Ignorance Isn’t Bliss
Despite the abundance of choices, not all hedge fund clients are up to speed with using automated Treasury management solutions or using service providers to do their work, Treasury operations managers at some US hedge funds tell FinOps Report. Only the largest hedge fund managers have dedicated Treasury manager and centralized Treasury management units using a single platform. Most are still at the stage of automated cash optimization, while some still rely on an army of staffers in multiple departments which may be using manual intervention or multiple systems that don’t communicate with each other.
Operations managers typically aren’t decisionmakers. They only inform multiple Treasury managers or other operations managers where cash and securities are used and execute any decisions those managers make as to how to reallocate the cash and securities. Choices on wallet spend often fall on dedicated risk managers who need information from multiple internal applications for cash management, securities finance and collateral management as well as their own prime brokers.

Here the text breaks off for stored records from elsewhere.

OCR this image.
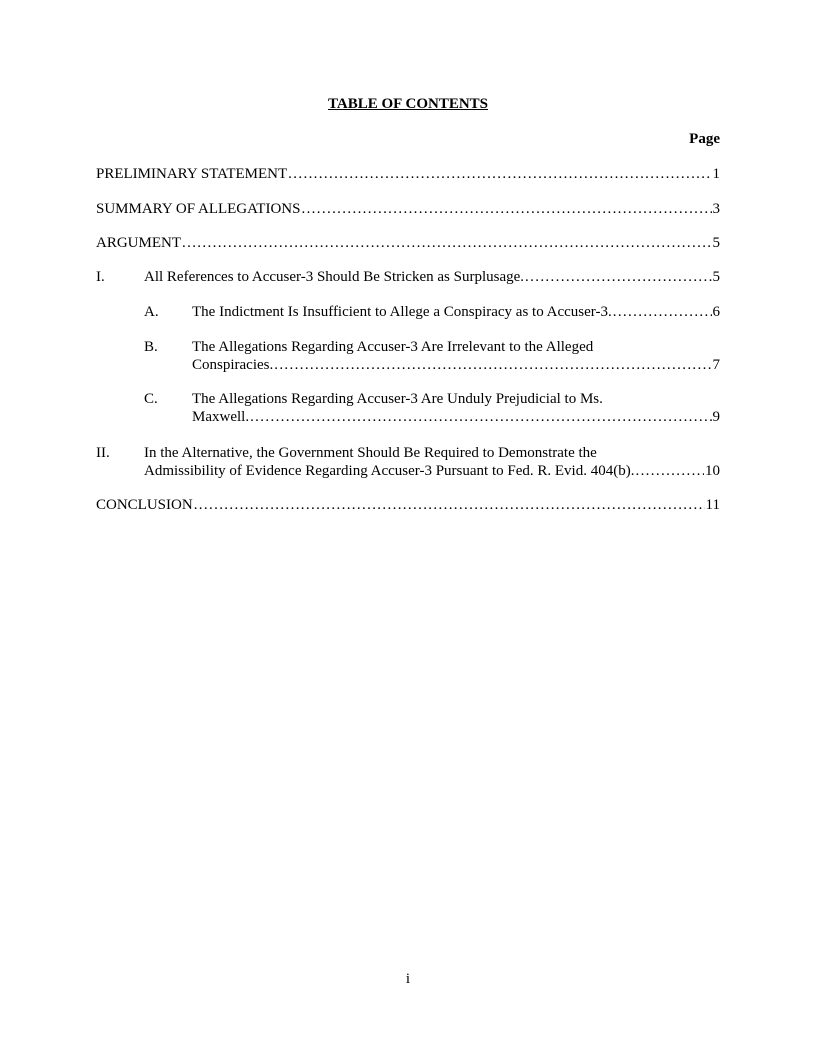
TABLE OF CONTENTS
Page
PRELIMINARY STATEMENT . . .	1
SUMMARY OF ALLEGATIONS . . .	3
ARGUMENT . . .	5
I.	All References to Accuser-3 Should Be Stricken as Surplusage. . . .	5
A. The Indictment Is Insufficient to Allege a Conspiracy as to Accuser-3. . . .	6
B. The Allegations Regarding Accuser-3 Are Irrelevant to the Alleged
Conspiracies. . . .	7
C. The Allegations Regarding Accuser-3 Are Unduly Prejudicial to Ms.
Maxwell. . . .	9
II. In the Alternative, the Government Should Be Required to Demonstrate the
Admissibility of Evidence Regarding Accuser-3 Pursuant to Fed. R. Evid. 404(b). . . .	10
CONCLUSION . . .	11
i
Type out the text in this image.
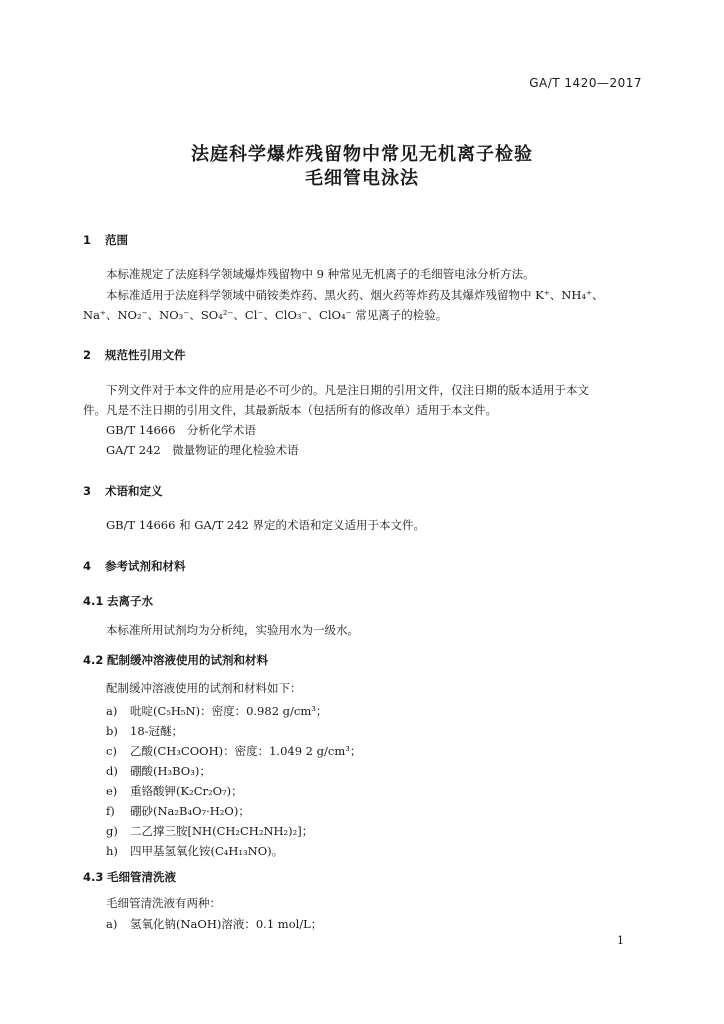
GA/T 1420—2017
法庭科学爆炸残留物中常见无机离子检验
毛细管电泳法
1 范围
本标准规定了法庭科学领域爆炸残留物中 9 种常见无机离子的毛细管电泳分析方法。
本标准适用于法庭科学领域中硝铵类炸药、黑火药、烟火药等炸药及其爆炸残留物中 K⁺、NH₄⁺、
Na⁺、NO₂⁻、NO₃⁻、SO₄²⁻、Cl⁻、ClO₃⁻、ClO₄⁻ 常见离子的检验。
2 规范性引用文件
下列文件对于本文件的应用是必不可少的。凡是注日期的引用文件，仅注日期的版本适用于本文
件。凡是不注日期的引用文件，其最新版本（包括所有的修改单）适用于本文件。
GB/T 14666　分析化学术语
GA/T 242　微量物证的理化检验术语
3 术语和定义
GB/T 14666 和 GA/T 242 界定的术语和定义适用于本文件。
4 参考试剂和材料
4.1 去离子水
本标准所用试剂均为分析纯，实验用水为一级水。
4.2 配制缓冲溶液使用的试剂和材料
配制缓冲溶液使用的试剂和材料如下：
a) 吡啶(C₅H₅N)：密度：0.982 g/cm³；
b) 18-冠醚；
c) 乙酸(CH₃COOH)：密度：1.049 2 g/cm³；
d) 硼酸(H₃BO₃)；
e) 重铬酸钾(K₂Cr₂O₇)；
f) 硼砂(Na₂B₄O₇·H₂O)；
g) 二乙撑三胺[NH(CH₂CH₂NH₂)₂]；
h) 四甲基氢氧化铵(C₄H₁₃NO)。
4.3 毛细管清洗液
毛细管清洗液有两种：
a) 氢氧化钠(NaOH)溶液：0.1 mol/L；
1
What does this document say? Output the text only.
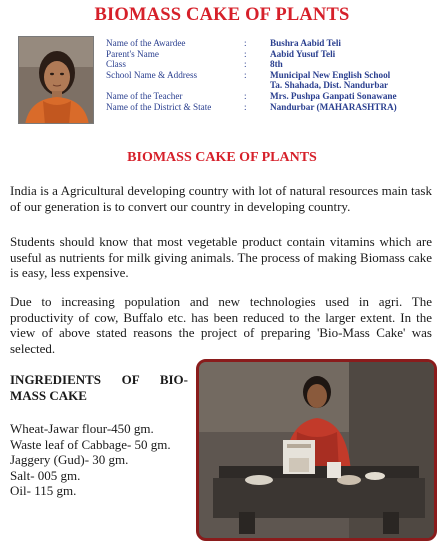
BIOMASS CAKE OF PLANTS
Name of the Awardee	:	Bushra Aabid Teli
Parent's Name	:	Aabid Yusuf Teli
Class	:	8th
School Name & Address	:	Municipal New English School
Ta. Shahada, Dist. Nandurbar
Name of the Teacher	:	Mrs. Pushpa Ganpati Sonawane
Name of the District & State	:	Nandurbar (MAHARASHTRA)
BIOMASS CAKE OF PLANTS

India is a Agricultural developing country with lot of natural resources main task of our generation is to convert our country in developing country.

Students should know that most vegetable product contain vitamins which are useful as nutrients for milk giving animals. The process of making Biomass cake is easy, less expensive.

Due to increasing population and new technologies used in agri. The productivity of cow, Buffalo etc. has been reduced to the larger extent. In the view of above stated reasons the project of preparing 'Bio-Mass Cake' was selected.

INGREDIENTS OF BIO-MASS CAKE
Wheat-Jawar flour-450 gm.
Waste leaf of Cabbage- 50 gm.
Jaggery (Gud)- 30 gm.
Salt- 005 gm.
Oil- 115 gm.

The decentralized and often manual approach to Treasury management is ripe for errors, higher costs and opportunity costs due to the inability for optimization. “Fund managers may be overpaying for stock borrows, financing charges or draining their productivity using too many staffers for basic cash wires,” says Viteos’ Rathi. “They could also be missing out on revenue from higher-yielding money market funds or lending fees.
Why aren’t more hedge fund managers doing more to improve their Treasury operations? “They may believe that inefficiencies in Treasury management result in only a small cost per function, even though it can all add up to a sizeable amount combined.” says Rathi. “The question hedge fund managers should be asking themselves is whether they can afford to leave money on the table.”